Indeed there are parts that sound like what Radiohead’s Amnesiac might have been, if they had done more than the one track with Humphrey Littleton.
The Drift – Memory Drawings
thedriftmusic.com www.myspace.com/trldrift http://www.temporaryresidence.com/
In The Commitments, Jimmy Rabbitte dismissed jazz as ‘musical wanking’. Jazz and onanism have both suffered something of a bad press. So the emergence of the new album by The Drift which utilises that oft-maligned musical genre within their post-rock ambient ambit may be a cause for concern. Amidst some rather dubby sounding post-rock jamming, we hear a doleful horn section or a major use of the high-hat and drum brush. All most worrying.
Thankfully they skilfully manage to avoid the more ersatz end of the jazz spectrum and it is harnessed well enough not to turn into the type of parody that would be introduced by the Fast Show’s jazz club presenter Louis Balfour. For the most part it manages this by not losing focus. In this it is helped by a solidity in the rhythm section and specifically the tightly reigned in drum patterns. This tightness is occasionally sacrificed for somewhat unnecessary musical break-downs, but at least when the music reconfigures it is done with skill and these interludes don’t actually affect the flow of the record as greatly as one might expect.

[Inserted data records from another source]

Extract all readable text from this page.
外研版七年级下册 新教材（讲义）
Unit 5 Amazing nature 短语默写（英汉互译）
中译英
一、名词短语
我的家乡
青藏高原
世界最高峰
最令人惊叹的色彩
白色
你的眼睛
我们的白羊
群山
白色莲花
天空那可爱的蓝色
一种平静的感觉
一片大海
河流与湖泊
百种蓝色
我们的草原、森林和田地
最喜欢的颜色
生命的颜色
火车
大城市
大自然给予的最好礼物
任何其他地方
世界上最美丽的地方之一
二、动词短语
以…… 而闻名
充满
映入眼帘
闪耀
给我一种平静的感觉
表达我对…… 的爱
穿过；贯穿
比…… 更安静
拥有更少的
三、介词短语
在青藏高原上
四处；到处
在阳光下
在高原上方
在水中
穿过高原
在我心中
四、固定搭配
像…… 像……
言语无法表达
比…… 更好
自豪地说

The most striking elements of the album are when the dense horn sections rub up against some rather tasty electric guitar. Indeed there are parts that sound like what Radiohead’s Amnesiac might have been, if they had done more than the one track with Humphrey Littleton.
Now all this might not convince the Irish soul boy (indeed I’m sure that a more recent version of Mr Rabbitte would dismiss post-rock in similar terms of derision) but there is more than enough going on here for the album to be not just one for the jazz-mag enthusiasts.